BJA/RCoA International Collaborative Grants

The hypothesis that the anaesthetic and/or pain relief technique given during cancer surgery might influence whether cancer recurs or spreads (metastasis) was proposed by the international applicant 11 years ago, and has become a research priority for the specialty.

Experiments with isolated cancer cells in the laboratory suggest that local anaesthetics (which make you numb while still awake, example lidocaine), might stop cancer cells from spreading and might improve their sensitivity to chemotherapy. Propofol, commonly used general anaesthetic, might also resist cancer cell spreading properties. Steroids are known to modify the body's stress response to surgery under general anaesthesia and recent evidence in patients suggests this improves recovery, but steroid effects on cancer cell function in the context of cancer surgery are unknown. All this knowledge comes from isolated cell experiments in a laboratory setting. This model has obvious limitations when interpreting the findings for human cancer patients.

The next step is to obtain live animal (in vivo) data, essential to securing funding for the prospective, randomised controlled clinical trials (RCT), which is the ultimate tool to deliver definitive evidence on this question. The main applicant has just completed a series of experiments on mice which indicate that lidocaine resists cancer spread when given with one type of general anaesthetic but not with another.

We propose a collaborative, two-centre programme simultaneously delivering:

• A series of experiments on live rodents will be carried out to evaluate the effect of perioperative lidocaine, propofol and steroids with and without chemotherapy on breast cancer metastasis using a mouse model of breast cancer.
  
• We will test blood from the above experimental subjects for chemicals which signal inflammation and which are known to be linked to switching on and switching off metastasis processes in cancer cells.
  
• A joint of clinical-laboratory study: Ongoing RCT NCT00418457 is randomising patients to receive either of two distinct anaesthetic-pain relief techniques for breast cancer surgery. Forty consented patients have donated 10 ml venous blood before and 24 hr after surgery and a sample of their excised breast cancer tissue. We will take this patient material back to Dr. Ma's laboratory and test it for how much expression of genetic signals for cancer spread it shows, and whether the difference in anaesthetic technique the patients received makes any difference to these genetic signals.

Introduction of general anaesthesia over 170 years ago allowed patients to endure painful surgical procedures, and physicians are now able to perform longer and more complex procedures. Anaesthetics are thus indispensable to modern medicine. Clinical endpoints of anaesthesia include reversible loss of consciousness, amnesia and immobility. Despite their widespread clinical use, little is known about how they work. They are believed to alter function of specific proteins located in the cell membrane of neurones. These proteins include ion channels, which conduct ions across the membrane and are crucial for cell-to-cell communication by initiating and transmitting electrical signals. Modern inhaled anaesthetics, based on the original anaesthetic ether, interact with voltage-gated sodium ion channels by reducing the amount of sodium ions passing through the channel, thus reducing overall neuronal electrical excitability. How these anaesthetics interact with sodium channels is not known, and more detailed information regarding potential binding sites for anaesthetics on sodium channels should have a significant impact on the development of more specific anaesthetics with fewer undesirable effects. This would improve patient safety by increasing the specificity of general anaesthetics, which have a number of undesirable side effects (such as cardiovascular and respiratory depression) due to their effects on targets not critical to the state of anaesthesia.

We propose to address the question of how general anaesthetics inhibit sodium channels through synergistic structural and functional approaches using state-of-the-art molecular biophysical and electrophysiological techniques perfected in our respective laboratories through a developing collaboration.

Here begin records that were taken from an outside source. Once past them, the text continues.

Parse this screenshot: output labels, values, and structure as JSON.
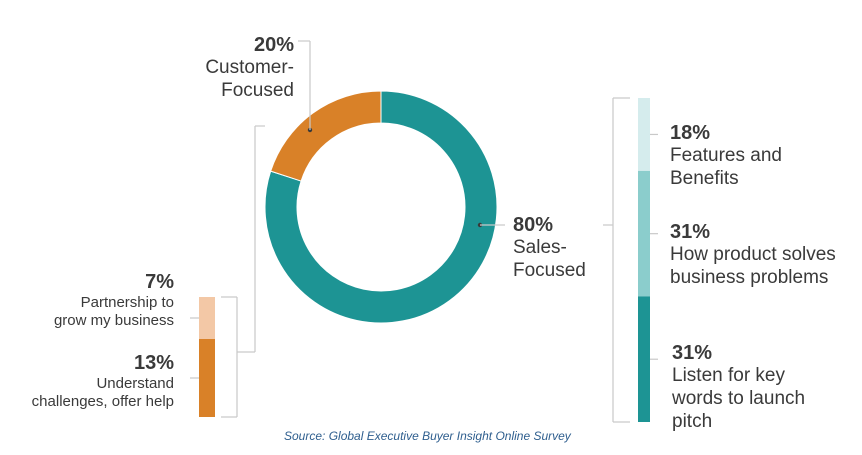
{
  "chart_data": [
    {
      "type": "pie",
      "style": "donut",
      "categories": [
        "Sales-Focused",
        "Customer-Focused"
      ],
      "values": [
        80,
        20
      ],
      "colors": [
        "#1d9494",
        "#d98128"
      ],
      "labels": [
        {
          "percent": "80%",
          "lines": [
            "Sales-",
            "Focused"
          ]
        },
        {
          "percent": "20%",
          "lines": [
            "Customer-",
            "Focused"
          ]
        }
      ]
    },
    {
      "type": "bar",
      "stacked": true,
      "parent": "Sales-Focused",
      "categories": [
        "Features and Benefits",
        "How product solves business problems",
        "Listen for key words to launch pitch"
      ],
      "values": [
        18,
        31,
        31
      ],
      "colors": [
        "#d5eced",
        "#8bcdcc",
        "#1d9494"
      ],
      "labels": [
        {
          "percent": "18%",
          "lines": [
            "Features and",
            "Benefits"
          ]
        },
        {
          "percent": "31%",
          "lines": [
            "How product solves",
            "business problems"
          ]
        },
        {
          "percent": "31%",
          "lines": [
            "Listen for key",
            "words to launch",
            "pitch"
          ]
        }
      ]
    },
    {
      "type": "bar",
      "stacked": true,
      "parent": "Customer-Focused",
      "categories": [
        "Partnership to grow my business",
        "Understand challenges, offer help"
      ],
      "values": [
        7,
        13
      ],
      "colors": [
        "#f3c8a6",
        "#d98128"
      ],
      "labels": [
        {
          "percent": "7%",
          "lines": [
            "Partnership to",
            "grow my business"
          ]
        },
        {
          "percent": "13%",
          "lines": [
            "Understand",
            "challenges, offer help"
          ]
        }
      ]
    }
  ],
  "source": "Source: Global Executive Buyer Insight Online Survey"
}
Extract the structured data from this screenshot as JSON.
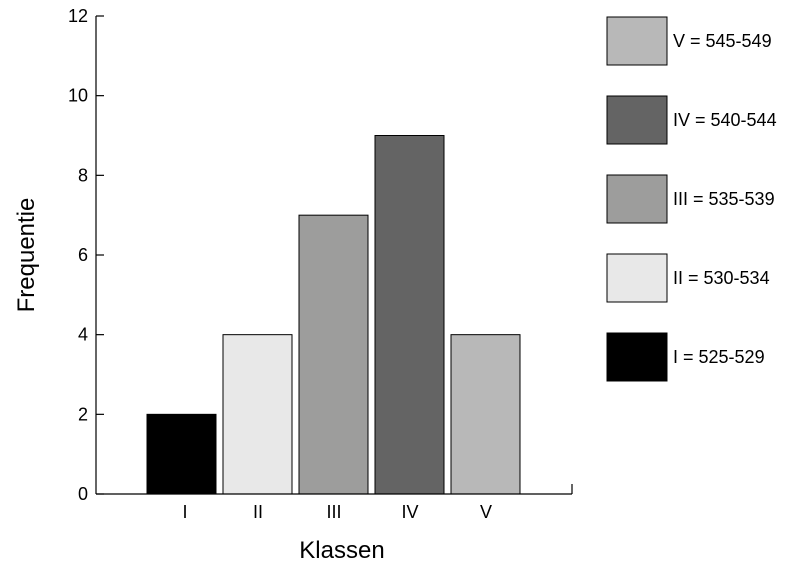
{
  "chart_data": {
    "type": "bar",
    "categories": [
      "I",
      "II",
      "III",
      "IV",
      "V"
    ],
    "values": [
      2,
      4,
      7,
      9,
      4
    ],
    "colors": [
      "#000000",
      "#e8e8e8",
      "#9d9d9c",
      "#646464",
      "#b8b8b8"
    ],
    "xlabel": "Klassen",
    "ylabel": "Frequentie",
    "ylim": [
      0,
      12
    ],
    "yticks": [
      0,
      2,
      4,
      6,
      8,
      10,
      12
    ],
    "grid": false,
    "legend_position": "right",
    "legend": [
      {
        "label": "V = 545-549",
        "color": "#b8b8b8"
      },
      {
        "label": "IV = 540-544",
        "color": "#646464"
      },
      {
        "label": "III = 535-539",
        "color": "#9d9d9c"
      },
      {
        "label": "II = 530-534",
        "color": "#e8e8e8"
      },
      {
        "label": "I = 525-529",
        "color": "#000000"
      }
    ]
  }
}
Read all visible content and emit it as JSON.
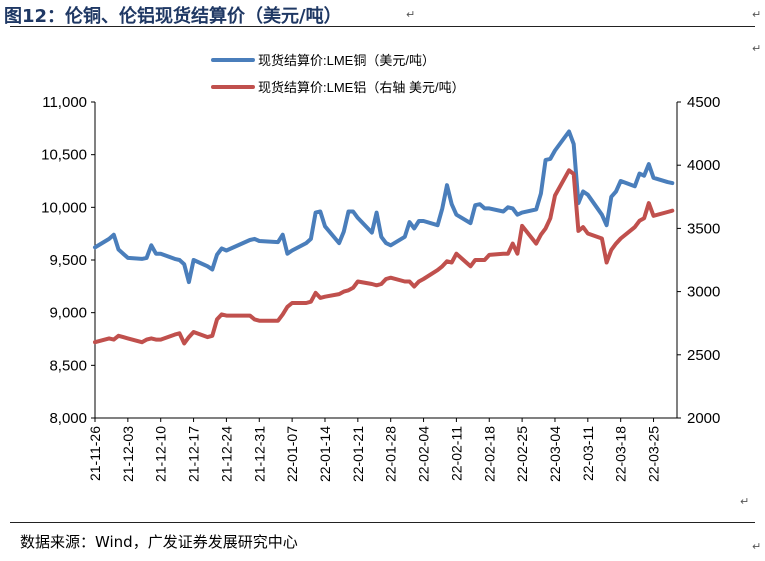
{
  "figure": {
    "title": "图12：伦铜、伦铝现货结算价（美元/吨）",
    "source": "数据来源：Wind，广发证券发展研究中心",
    "return_mark": "↵"
  },
  "chart_data": {
    "type": "line",
    "grid": false,
    "legend_position": "top-center",
    "x_tick_labels": [
      "21-11-26",
      "21-12-03",
      "21-12-10",
      "21-12-17",
      "21-12-24",
      "21-12-31",
      "22-01-07",
      "22-01-14",
      "22-01-21",
      "22-01-28",
      "22-02-04",
      "22-02-11",
      "22-02-18",
      "22-02-25",
      "22-03-04",
      "22-03-11",
      "22-03-18",
      "22-03-25"
    ],
    "y_left": {
      "range": [
        8000,
        11000
      ],
      "tick_labels": [
        "11,000",
        "10,500",
        "10,000",
        "9,500",
        "9,000",
        "8,500",
        "8,000"
      ],
      "ticks": [
        11000,
        10500,
        10000,
        9500,
        9000,
        8500,
        8000
      ]
    },
    "y_right": {
      "range": [
        2000,
        4500
      ],
      "tick_labels": [
        "4500",
        "4000",
        "3500",
        "3000",
        "2500",
        "2000"
      ],
      "ticks": [
        4500,
        4000,
        3500,
        3000,
        2500,
        2000
      ]
    },
    "series": [
      {
        "name": "现货结算价:LME铜（美元/吨）",
        "axis": "left",
        "color": "#4a7ebb",
        "points": [
          [
            "2021-11-26",
            9620
          ],
          [
            "2021-11-29",
            9700
          ],
          [
            "2021-11-30",
            9740
          ],
          [
            "2021-12-01",
            9600
          ],
          [
            "2021-12-02",
            9560
          ],
          [
            "2021-12-03",
            9520
          ],
          [
            "2021-12-06",
            9510
          ],
          [
            "2021-12-07",
            9520
          ],
          [
            "2021-12-08",
            9640
          ],
          [
            "2021-12-09",
            9560
          ],
          [
            "2021-12-10",
            9560
          ],
          [
            "2021-12-13",
            9510
          ],
          [
            "2021-12-14",
            9500
          ],
          [
            "2021-12-15",
            9460
          ],
          [
            "2021-12-16",
            9290
          ],
          [
            "2021-12-17",
            9500
          ],
          [
            "2021-12-20",
            9440
          ],
          [
            "2021-12-21",
            9410
          ],
          [
            "2021-12-22",
            9550
          ],
          [
            "2021-12-23",
            9610
          ],
          [
            "2021-12-24",
            9590
          ],
          [
            "2021-12-29",
            9690
          ],
          [
            "2021-12-30",
            9700
          ],
          [
            "2021-12-31",
            9680
          ],
          [
            "2022-01-04",
            9670
          ],
          [
            "2022-01-05",
            9740
          ],
          [
            "2022-01-06",
            9560
          ],
          [
            "2022-01-07",
            9590
          ],
          [
            "2022-01-10",
            9660
          ],
          [
            "2022-01-11",
            9700
          ],
          [
            "2022-01-12",
            9950
          ],
          [
            "2022-01-13",
            9960
          ],
          [
            "2022-01-14",
            9820
          ],
          [
            "2022-01-17",
            9660
          ],
          [
            "2022-01-18",
            9770
          ],
          [
            "2022-01-19",
            9960
          ],
          [
            "2022-01-20",
            9960
          ],
          [
            "2022-01-21",
            9900
          ],
          [
            "2022-01-24",
            9760
          ],
          [
            "2022-01-25",
            9950
          ],
          [
            "2022-01-26",
            9720
          ],
          [
            "2022-01-27",
            9660
          ],
          [
            "2022-01-28",
            9640
          ],
          [
            "2022-01-31",
            9720
          ],
          [
            "2022-02-01",
            9860
          ],
          [
            "2022-02-02",
            9800
          ],
          [
            "2022-02-03",
            9870
          ],
          [
            "2022-02-04",
            9870
          ],
          [
            "2022-02-07",
            9830
          ],
          [
            "2022-02-08",
            9990
          ],
          [
            "2022-02-09",
            10210
          ],
          [
            "2022-02-10",
            10030
          ],
          [
            "2022-02-11",
            9930
          ],
          [
            "2022-02-14",
            9850
          ],
          [
            "2022-02-15",
            10020
          ],
          [
            "2022-02-16",
            10030
          ],
          [
            "2022-02-17",
            9990
          ],
          [
            "2022-02-18",
            9990
          ],
          [
            "2022-02-21",
            9960
          ],
          [
            "2022-02-22",
            10000
          ],
          [
            "2022-02-23",
            9990
          ],
          [
            "2022-02-24",
            9930
          ],
          [
            "2022-02-25",
            9950
          ],
          [
            "2022-02-28",
            9980
          ],
          [
            "2022-03-01",
            10130
          ],
          [
            "2022-03-02",
            10450
          ],
          [
            "2022-03-03",
            10460
          ],
          [
            "2022-03-04",
            10540
          ],
          [
            "2022-03-07",
            10720
          ],
          [
            "2022-03-08",
            10600
          ],
          [
            "2022-03-09",
            10040
          ],
          [
            "2022-03-10",
            10150
          ],
          [
            "2022-03-11",
            10120
          ],
          [
            "2022-03-14",
            9930
          ],
          [
            "2022-03-15",
            9830
          ],
          [
            "2022-03-16",
            10100
          ],
          [
            "2022-03-17",
            10150
          ],
          [
            "2022-03-18",
            10250
          ],
          [
            "2022-03-21",
            10200
          ],
          [
            "2022-03-22",
            10320
          ],
          [
            "2022-03-23",
            10300
          ],
          [
            "2022-03-24",
            10410
          ],
          [
            "2022-03-25",
            10280
          ],
          [
            "2022-03-28",
            10240
          ],
          [
            "2022-03-29",
            10230
          ]
        ]
      },
      {
        "name": "现货结算价:LME铝（右轴 美元/吨）",
        "axis": "right",
        "color": "#c0504d",
        "points": [
          [
            "2021-11-26",
            2600
          ],
          [
            "2021-11-29",
            2630
          ],
          [
            "2021-11-30",
            2620
          ],
          [
            "2021-12-01",
            2650
          ],
          [
            "2021-12-02",
            2640
          ],
          [
            "2021-12-03",
            2630
          ],
          [
            "2021-12-06",
            2600
          ],
          [
            "2021-12-07",
            2620
          ],
          [
            "2021-12-08",
            2630
          ],
          [
            "2021-12-09",
            2620
          ],
          [
            "2021-12-10",
            2620
          ],
          [
            "2021-12-13",
            2660
          ],
          [
            "2021-12-14",
            2670
          ],
          [
            "2021-12-15",
            2590
          ],
          [
            "2021-12-16",
            2640
          ],
          [
            "2021-12-17",
            2680
          ],
          [
            "2021-12-20",
            2640
          ],
          [
            "2021-12-21",
            2650
          ],
          [
            "2021-12-22",
            2780
          ],
          [
            "2021-12-23",
            2820
          ],
          [
            "2021-12-24",
            2810
          ],
          [
            "2021-12-29",
            2810
          ],
          [
            "2021-12-30",
            2780
          ],
          [
            "2021-12-31",
            2770
          ],
          [
            "2022-01-04",
            2770
          ],
          [
            "2022-01-05",
            2820
          ],
          [
            "2022-01-06",
            2880
          ],
          [
            "2022-01-07",
            2910
          ],
          [
            "2022-01-10",
            2910
          ],
          [
            "2022-01-11",
            2920
          ],
          [
            "2022-01-12",
            2990
          ],
          [
            "2022-01-13",
            2950
          ],
          [
            "2022-01-14",
            2960
          ],
          [
            "2022-01-17",
            2980
          ],
          [
            "2022-01-18",
            3000
          ],
          [
            "2022-01-19",
            3010
          ],
          [
            "2022-01-20",
            3030
          ],
          [
            "2022-01-21",
            3080
          ],
          [
            "2022-01-24",
            3060
          ],
          [
            "2022-01-25",
            3050
          ],
          [
            "2022-01-26",
            3060
          ],
          [
            "2022-01-27",
            3100
          ],
          [
            "2022-01-28",
            3110
          ],
          [
            "2022-01-31",
            3080
          ],
          [
            "2022-02-01",
            3080
          ],
          [
            "2022-02-02",
            3040
          ],
          [
            "2022-02-03",
            3080
          ],
          [
            "2022-02-04",
            3100
          ],
          [
            "2022-02-07",
            3170
          ],
          [
            "2022-02-08",
            3200
          ],
          [
            "2022-02-09",
            3240
          ],
          [
            "2022-02-10",
            3230
          ],
          [
            "2022-02-11",
            3300
          ],
          [
            "2022-02-14",
            3200
          ],
          [
            "2022-02-15",
            3250
          ],
          [
            "2022-02-16",
            3250
          ],
          [
            "2022-02-17",
            3250
          ],
          [
            "2022-02-18",
            3290
          ],
          [
            "2022-02-21",
            3300
          ],
          [
            "2022-02-22",
            3300
          ],
          [
            "2022-02-23",
            3380
          ],
          [
            "2022-02-24",
            3300
          ],
          [
            "2022-02-25",
            3520
          ],
          [
            "2022-02-28",
            3380
          ],
          [
            "2022-03-01",
            3450
          ],
          [
            "2022-03-02",
            3500
          ],
          [
            "2022-03-03",
            3580
          ],
          [
            "2022-03-04",
            3760
          ],
          [
            "2022-03-07",
            3960
          ],
          [
            "2022-03-08",
            3930
          ],
          [
            "2022-03-09",
            3480
          ],
          [
            "2022-03-10",
            3510
          ],
          [
            "2022-03-11",
            3460
          ],
          [
            "2022-03-14",
            3420
          ],
          [
            "2022-03-15",
            3230
          ],
          [
            "2022-03-16",
            3330
          ],
          [
            "2022-03-17",
            3380
          ],
          [
            "2022-03-18",
            3420
          ],
          [
            "2022-03-21",
            3510
          ],
          [
            "2022-03-22",
            3560
          ],
          [
            "2022-03-23",
            3580
          ],
          [
            "2022-03-24",
            3700
          ],
          [
            "2022-03-25",
            3600
          ],
          [
            "2022-03-28",
            3630
          ],
          [
            "2022-03-29",
            3640
          ]
        ]
      }
    ]
  }
}
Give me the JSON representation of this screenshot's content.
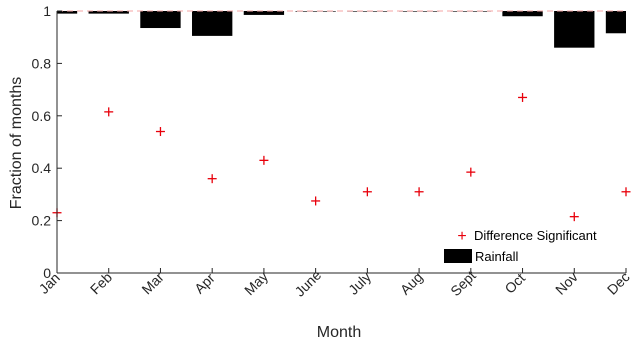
{
  "chart_data": {
    "type": "scatter",
    "xlabel": "Month",
    "ylabel": "Fraction of months",
    "categories": [
      "Jan",
      "Feb",
      "Mar",
      "Apr",
      "May",
      "June",
      "July",
      "Aug",
      "Sept",
      "Oct",
      "Nov",
      "Dec"
    ],
    "ylim": [
      0,
      1
    ],
    "yticks": [
      "0",
      "0.2",
      "0.4",
      "0.6",
      "0.8",
      "1"
    ],
    "grid": false,
    "legend_position": "bottom-right",
    "series": [
      {
        "name": "Difference Significant",
        "type": "scatter",
        "marker": "+",
        "color": "#e8000b",
        "values": [
          0.23,
          0.615,
          0.54,
          0.36,
          0.43,
          0.275,
          0.31,
          0.31,
          0.385,
          0.67,
          0.215,
          0.31
        ]
      },
      {
        "name": "Rainfall",
        "type": "bar",
        "color": "#000000",
        "baseline": 1,
        "values": [
          0.99,
          0.99,
          0.935,
          0.905,
          0.985,
          1.0,
          1.0,
          1.0,
          1.0,
          0.98,
          0.86,
          0.915
        ]
      }
    ],
    "reference_line": {
      "y": 1,
      "color": "#f4a6a6"
    }
  }
}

We will use the bacterial sodium channel NavMs as a model, which is an evolutionarily related ion channel that is simpler than the more complex mammalian forms. It provides a validated model for studying sodium channel structure, physiology and pharmacology.

The structural approach will use circular dichroism (CD) spectroscopy for studying protein movements, structure, folding and drug interactions. We will perform CD spectroscopy on the full-length bacterial sodium channel NavMs in the absence or presence of the modern inhaled anaesthetics desflurane and sevoflurane to identify potential drug binding sites.

The functional approach involves expression of NavMs in mammalian cells, from which sodium currents will be recorded in the absence or presence of the anaesthetics using single cell electrophysiology through glass microelectrodes. This 'patch-clamp electrophysiology' technique will allow us to examine the function of NavMs to determine channel opening and closing. In addition to expressing wild-type NavMs, we will examine the effects of various point mutations (single amino acid changes in the protein) at critical sites involved in channel opening and closing, and at putative anaesthetic binding sites identified by CD spectroscopy for example.

Use of this combined structural and functional approach will allow us to identify sites at which anaesthetics interact with NavMs. These findings will then be translated into our studies of mammalian sodium channels.